L’implantation du siège social, des organes de direc­tion et des cen­tres de recherche n’est pas neu­tre, et influ­ence la répar­ti­tion des cadres dirigeants des entre­pris­es, au prof­it du pays où ils sont situés. Les régimes juridiques et fis­caux du siège social, ain­si que les sys­tèmes de gou­ver­nance, déter­mi­nent sou­vent ce que l’entreprise peut faire dans le monde entier, dans ses rap­ports avec ses salariés ou ses actionnaires.

Des exem­ples de démarch­es internationales
Lafarge a par exem­ple, avec d’autres lead­ers cimen­tiers mon­di­aux, créé une cement sus­tain­abil­i­ty ini­tia­tive pour traiter la ques­tion de l’impact de son indus­trie sur l’environnement.
L’idée d’un accord sec­to­riel mon­di­al pour réduire les émis­sions de CO2 de la meilleure façon a été pro­posée, mais elle se heurte actuelle­ment à l’absence d’une organ­i­sa­tion publique mon­di­ale avec laque­lle un tel accord pour­rait être passé.
Dans d’autres domaines, la sécu­rité du trans­port aéro­nau­tique repose sur des règles mon­di­ales élaborées avec le con­cours de l’industrie, et une démarche ana­logue est demandée pour le domaine nucléaire.

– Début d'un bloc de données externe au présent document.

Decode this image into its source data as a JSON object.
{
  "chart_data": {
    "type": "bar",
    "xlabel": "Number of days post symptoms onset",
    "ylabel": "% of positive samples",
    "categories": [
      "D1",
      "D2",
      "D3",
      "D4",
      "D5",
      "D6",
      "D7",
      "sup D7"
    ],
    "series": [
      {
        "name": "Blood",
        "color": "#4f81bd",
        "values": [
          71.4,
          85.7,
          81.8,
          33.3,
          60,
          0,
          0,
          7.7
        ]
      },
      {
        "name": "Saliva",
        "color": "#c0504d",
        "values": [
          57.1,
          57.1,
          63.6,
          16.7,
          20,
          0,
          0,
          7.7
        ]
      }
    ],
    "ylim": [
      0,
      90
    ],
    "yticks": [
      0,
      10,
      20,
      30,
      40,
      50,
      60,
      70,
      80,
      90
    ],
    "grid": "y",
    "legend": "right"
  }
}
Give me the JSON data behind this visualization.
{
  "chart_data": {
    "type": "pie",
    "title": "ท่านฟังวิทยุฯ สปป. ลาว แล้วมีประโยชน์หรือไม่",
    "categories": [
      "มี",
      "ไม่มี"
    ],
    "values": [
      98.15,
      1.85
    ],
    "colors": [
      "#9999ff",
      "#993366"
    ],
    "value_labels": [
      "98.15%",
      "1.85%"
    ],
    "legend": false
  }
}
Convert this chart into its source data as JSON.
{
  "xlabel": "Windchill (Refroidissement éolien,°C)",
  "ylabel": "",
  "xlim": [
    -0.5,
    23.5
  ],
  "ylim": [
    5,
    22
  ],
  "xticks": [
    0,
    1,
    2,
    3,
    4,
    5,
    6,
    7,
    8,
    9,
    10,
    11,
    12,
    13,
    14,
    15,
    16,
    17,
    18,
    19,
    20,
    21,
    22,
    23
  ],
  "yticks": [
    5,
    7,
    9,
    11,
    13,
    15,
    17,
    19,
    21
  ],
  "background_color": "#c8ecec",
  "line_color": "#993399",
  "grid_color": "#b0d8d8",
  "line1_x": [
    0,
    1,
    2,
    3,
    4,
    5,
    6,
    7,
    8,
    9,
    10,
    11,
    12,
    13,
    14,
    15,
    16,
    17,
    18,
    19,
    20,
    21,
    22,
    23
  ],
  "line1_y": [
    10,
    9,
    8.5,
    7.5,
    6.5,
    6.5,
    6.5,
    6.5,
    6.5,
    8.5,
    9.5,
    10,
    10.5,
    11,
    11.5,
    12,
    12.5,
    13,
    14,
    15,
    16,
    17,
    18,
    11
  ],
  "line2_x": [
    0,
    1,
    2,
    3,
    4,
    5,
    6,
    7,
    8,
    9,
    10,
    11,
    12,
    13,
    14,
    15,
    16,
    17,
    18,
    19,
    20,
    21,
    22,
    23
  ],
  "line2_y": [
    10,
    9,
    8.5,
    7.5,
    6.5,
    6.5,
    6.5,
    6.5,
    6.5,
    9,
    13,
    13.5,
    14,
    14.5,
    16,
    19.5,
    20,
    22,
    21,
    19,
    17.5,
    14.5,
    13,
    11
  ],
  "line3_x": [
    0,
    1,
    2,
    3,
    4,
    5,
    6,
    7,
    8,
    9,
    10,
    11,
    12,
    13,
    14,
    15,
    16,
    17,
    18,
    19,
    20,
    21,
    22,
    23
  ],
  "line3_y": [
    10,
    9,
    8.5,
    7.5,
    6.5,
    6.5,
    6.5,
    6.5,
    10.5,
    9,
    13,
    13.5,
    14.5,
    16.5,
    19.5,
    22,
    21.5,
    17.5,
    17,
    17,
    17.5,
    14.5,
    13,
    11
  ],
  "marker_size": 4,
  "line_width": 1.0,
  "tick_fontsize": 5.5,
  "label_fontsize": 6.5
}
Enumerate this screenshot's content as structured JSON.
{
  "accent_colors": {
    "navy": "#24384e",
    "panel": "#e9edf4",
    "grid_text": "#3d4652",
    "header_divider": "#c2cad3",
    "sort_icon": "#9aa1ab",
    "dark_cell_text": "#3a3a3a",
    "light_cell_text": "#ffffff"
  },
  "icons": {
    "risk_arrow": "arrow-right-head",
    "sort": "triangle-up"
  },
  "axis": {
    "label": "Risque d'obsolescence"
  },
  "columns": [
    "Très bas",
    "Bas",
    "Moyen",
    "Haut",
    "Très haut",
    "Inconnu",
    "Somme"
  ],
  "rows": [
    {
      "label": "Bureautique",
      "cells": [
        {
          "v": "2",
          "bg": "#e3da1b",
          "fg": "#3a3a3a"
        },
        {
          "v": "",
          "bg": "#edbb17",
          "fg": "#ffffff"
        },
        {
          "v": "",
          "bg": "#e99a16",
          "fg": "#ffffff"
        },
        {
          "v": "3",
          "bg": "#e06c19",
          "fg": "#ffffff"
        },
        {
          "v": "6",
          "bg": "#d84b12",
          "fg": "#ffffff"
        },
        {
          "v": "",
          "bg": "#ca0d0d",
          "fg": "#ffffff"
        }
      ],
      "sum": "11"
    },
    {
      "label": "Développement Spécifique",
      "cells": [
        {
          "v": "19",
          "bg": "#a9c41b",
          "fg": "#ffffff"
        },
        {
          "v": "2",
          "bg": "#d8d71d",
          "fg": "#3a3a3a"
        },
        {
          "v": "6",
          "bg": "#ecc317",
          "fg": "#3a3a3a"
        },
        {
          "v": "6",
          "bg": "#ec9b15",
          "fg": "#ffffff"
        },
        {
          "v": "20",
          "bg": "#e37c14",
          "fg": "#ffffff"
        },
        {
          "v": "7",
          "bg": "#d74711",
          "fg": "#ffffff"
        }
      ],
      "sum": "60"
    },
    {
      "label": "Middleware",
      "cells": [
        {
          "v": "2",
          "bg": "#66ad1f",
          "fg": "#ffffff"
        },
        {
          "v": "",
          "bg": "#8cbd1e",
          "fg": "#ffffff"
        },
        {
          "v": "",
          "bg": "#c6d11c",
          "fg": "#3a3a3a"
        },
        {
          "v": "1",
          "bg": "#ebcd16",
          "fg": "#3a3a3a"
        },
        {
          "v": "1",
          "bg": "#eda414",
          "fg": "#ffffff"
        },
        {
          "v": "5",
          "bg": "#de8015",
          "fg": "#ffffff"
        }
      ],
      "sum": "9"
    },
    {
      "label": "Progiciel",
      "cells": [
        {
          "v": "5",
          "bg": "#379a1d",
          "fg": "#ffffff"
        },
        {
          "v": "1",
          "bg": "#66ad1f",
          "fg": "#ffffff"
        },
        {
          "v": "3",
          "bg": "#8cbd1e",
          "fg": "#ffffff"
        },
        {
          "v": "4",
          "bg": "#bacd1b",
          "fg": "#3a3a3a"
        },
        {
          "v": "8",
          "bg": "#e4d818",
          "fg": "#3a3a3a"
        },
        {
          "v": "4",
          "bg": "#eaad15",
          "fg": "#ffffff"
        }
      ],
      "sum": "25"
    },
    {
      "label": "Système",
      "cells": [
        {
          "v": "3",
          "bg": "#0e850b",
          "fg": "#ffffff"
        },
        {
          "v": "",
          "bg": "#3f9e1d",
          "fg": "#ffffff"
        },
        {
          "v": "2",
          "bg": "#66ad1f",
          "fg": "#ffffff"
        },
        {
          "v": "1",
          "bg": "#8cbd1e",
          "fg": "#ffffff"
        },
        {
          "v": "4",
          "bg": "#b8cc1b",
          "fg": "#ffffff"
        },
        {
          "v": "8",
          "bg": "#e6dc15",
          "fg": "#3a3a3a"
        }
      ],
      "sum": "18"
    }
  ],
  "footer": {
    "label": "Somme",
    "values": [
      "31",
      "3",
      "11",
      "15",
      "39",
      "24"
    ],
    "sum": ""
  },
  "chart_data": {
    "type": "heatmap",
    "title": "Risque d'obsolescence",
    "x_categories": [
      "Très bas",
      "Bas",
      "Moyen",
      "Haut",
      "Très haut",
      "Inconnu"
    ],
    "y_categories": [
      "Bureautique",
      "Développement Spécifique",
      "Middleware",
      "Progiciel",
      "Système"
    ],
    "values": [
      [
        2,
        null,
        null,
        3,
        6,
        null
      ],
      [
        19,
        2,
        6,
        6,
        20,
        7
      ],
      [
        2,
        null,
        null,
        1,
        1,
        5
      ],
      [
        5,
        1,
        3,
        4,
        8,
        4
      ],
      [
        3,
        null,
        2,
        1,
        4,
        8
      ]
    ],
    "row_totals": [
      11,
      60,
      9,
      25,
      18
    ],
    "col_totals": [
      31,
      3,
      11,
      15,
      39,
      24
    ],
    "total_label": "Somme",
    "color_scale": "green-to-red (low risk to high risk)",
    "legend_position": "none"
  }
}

Plus encore que la con­jonc­ture économique de son pays d’origine, la lég­is­la­tion et la fis­cal­ité de ce pays peu­vent être un avan­tage ou un hand­i­cap com­péti­tif. Le monde financier lui-même est loin d’être glob­al. Une entre­prise basée à Paris et cotée sur la place de Paris sera con­sid­érée par les investis­seurs comme une valeur française, et une valeur euro, et subi­ra leur sort, même si elle ne fait que 15 % de son chiffre d’affaires en France, et vend plus dans d’autres mon­naies que l’euro.

Les entre­pris­es ont une respon­s­abil­ité et un rôle à jouer

Enfin, mal­gré l’ouverture des marchés et la mon­di­al­i­sa­tion libérale, l’intervention des États est présente dans de nom­breux domaines, et chaque gou­verne­ment s’efforce de pro­mou­voir les intérêts des entre­pris­es de son pays, comme le mon­trent les cortèges de chefs d’entreprise entraînés par les chefs d’État dans leurs vis­ites officielles.

En défini­tive, beau­coup de liens con­tin­u­ent donc à unir les grandes entre­pris­es au pays qui les a vues naître. Mais ces entre­pris­es ont aus­si un rôle à jouer sur le plan mondial.

Progrès contre organisation politique

Le sys­tème de gou­ver­nance mon­di­al est encore mal adap­té à la dimen­sion et à la com­plex­ité des prob­lèmes du monde. Ce manque d’organisation et les dif­férences d’approche et de régle­men­ta­tion, loin de béné­fici­er aux entre­pris­es comme cer­tains le croient, sont préju­di­cia­bles à leur développe­ment à long terme, car elles ont besoin de règles cohérentes et si pos­si­ble sta­bles et prévis­i­bles – et elles sont prêtes à par­ticiper à l’élaboration de ces règles.